Transatlantikçi sermaye fraksiyonlarının borazanı oldular
Yeşillerin 1990’lı yıllardan bu yana giderek ABD taraftarı bir savaş partisi oldukları artık su götürmez bir gerçek. Yeşiller sayesinde Almanya’nın »güvenliği« artık sadece Hindukuş’ta değil, Somali’de, Mali’de, Irak’ta, Litvanya’da ve deniz aşırı bölgelerde »savunuluyor«. Bir zamanlar barış hareketinin kucağında doğan parti, aynı barış hareketine »hayalperest naif hareket« suçlamasında bulunurken, aynı zamanda Washington’daki NeoCon şahinlerle işbirliğine giriyor. Örneğin partinin dış politikalar uzmanı Cem Özdemir ve AP temsilcisi Reinhard Bütikofer, ABD’li NeoCon’ların başlattıkları ve AB ile NATO’dan »Rusya ile olan ortaklığı sonlandırmalarını« talep eden çağrının ilk imzacıları olmaktan çekinmiyorlar.

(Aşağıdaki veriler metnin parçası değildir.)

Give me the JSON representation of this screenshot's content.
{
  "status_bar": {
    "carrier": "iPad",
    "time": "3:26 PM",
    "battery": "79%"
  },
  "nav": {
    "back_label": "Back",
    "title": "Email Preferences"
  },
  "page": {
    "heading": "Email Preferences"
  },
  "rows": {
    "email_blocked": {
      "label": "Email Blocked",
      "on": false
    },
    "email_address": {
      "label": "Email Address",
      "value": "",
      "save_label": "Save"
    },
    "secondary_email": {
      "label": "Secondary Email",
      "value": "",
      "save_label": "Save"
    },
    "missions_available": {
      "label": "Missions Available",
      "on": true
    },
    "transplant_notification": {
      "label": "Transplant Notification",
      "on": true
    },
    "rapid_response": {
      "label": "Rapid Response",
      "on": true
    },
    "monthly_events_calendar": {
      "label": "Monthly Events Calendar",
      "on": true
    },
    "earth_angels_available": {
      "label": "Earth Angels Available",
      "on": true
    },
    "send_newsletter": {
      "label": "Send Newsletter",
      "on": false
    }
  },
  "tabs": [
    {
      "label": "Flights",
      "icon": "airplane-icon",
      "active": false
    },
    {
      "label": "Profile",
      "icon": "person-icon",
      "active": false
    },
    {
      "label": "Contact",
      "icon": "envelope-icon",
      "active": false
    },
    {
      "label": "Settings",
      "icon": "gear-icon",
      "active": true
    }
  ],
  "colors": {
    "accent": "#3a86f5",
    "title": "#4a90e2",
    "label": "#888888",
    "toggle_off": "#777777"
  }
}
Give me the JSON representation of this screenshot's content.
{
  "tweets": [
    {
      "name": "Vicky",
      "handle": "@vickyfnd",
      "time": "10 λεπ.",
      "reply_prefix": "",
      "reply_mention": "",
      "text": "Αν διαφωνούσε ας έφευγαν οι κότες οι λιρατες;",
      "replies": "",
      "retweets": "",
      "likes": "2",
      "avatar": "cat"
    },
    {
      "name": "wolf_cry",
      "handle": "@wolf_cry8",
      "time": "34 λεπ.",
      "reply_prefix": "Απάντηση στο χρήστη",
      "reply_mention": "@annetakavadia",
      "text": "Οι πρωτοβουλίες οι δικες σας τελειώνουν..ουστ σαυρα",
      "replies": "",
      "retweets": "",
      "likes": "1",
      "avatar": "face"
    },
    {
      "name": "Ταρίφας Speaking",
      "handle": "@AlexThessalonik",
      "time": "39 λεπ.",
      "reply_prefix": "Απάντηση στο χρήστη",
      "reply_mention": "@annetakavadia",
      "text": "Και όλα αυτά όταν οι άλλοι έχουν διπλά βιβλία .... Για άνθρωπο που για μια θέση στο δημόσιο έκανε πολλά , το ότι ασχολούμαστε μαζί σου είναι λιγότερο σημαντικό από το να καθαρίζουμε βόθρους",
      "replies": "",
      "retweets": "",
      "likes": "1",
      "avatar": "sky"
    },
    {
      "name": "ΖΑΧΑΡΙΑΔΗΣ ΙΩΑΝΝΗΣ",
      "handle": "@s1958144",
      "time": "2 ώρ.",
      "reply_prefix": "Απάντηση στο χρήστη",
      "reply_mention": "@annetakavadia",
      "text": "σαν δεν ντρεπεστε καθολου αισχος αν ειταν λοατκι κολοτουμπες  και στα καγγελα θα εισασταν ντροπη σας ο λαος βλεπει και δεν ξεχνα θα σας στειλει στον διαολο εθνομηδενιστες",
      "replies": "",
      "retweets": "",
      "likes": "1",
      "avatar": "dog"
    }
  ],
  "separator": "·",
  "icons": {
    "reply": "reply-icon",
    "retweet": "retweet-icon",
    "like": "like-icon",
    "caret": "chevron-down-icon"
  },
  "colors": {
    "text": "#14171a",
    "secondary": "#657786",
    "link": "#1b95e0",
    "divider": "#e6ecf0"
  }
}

Aslına bakılırsa Yeşillere »göçmen yanlısı« resim çizmeye yardımcı olan ve partinin »demokratik, genç ve modern« olmasının kanıtı olarak gösterilen Özdemir, Yeşillerin renginin ekolojik »Yeşilden« Alman militarizminin »fıstıkî yeşiline« dönüştüklerinin en güzel kanıtı. Daha geçenlerde Yeşiller Meclis Grubunun »güvenlik politikaları« sözcüsü (ve bir dönemin »vicdani reddicisi«) Tobias Lindner ile birlikte üniforma giyip, Federal Ordu’da »staj« yapan Özdemir uzun zamandır ABD politikalarını savunuyor. Elbette bu kendiliğinden olan bir gelişme değil. Özdemir uçak bileti skandalı nedeniyle görevinden istifa ettikten sonra »German Marshall Fund of the United States« tarafından burslandırıldı ve 2002’de Dünya Ekonomik Forumu’ndan »Geleceğin Küresel Lideri« ödülünü aldı. Silah tekellerinin PR çalışmalarını yapan ve burjuva medyasının dahi sorgulayarak baktığı Mority Hunziker’in maddi desteğini alan Özdemir, transatlantikçi Alman sermaye fraksiyonlarının temsilciliğini yapan »Atlantik Köprüsü« adlı örgütün üyesi. Göring-Eckardt, Roth, Bütikofer gibi Yeşiller de bu örgütün üyesi. Yeşil milletvekili Omid Nouripour hem »Atlantik Köprüsü«, hem de »Alman Atlantik Topluluğu« adlı örgütlerin yönetim kurulu üyeliğine devam ediyor. Özdemir ise aldığı burstan sonra beklenmedik bir biçimde AB ve ABD arasındaki politikaların tartışıldığı tüm kurumlarda yer alıp, kariyer yaptı.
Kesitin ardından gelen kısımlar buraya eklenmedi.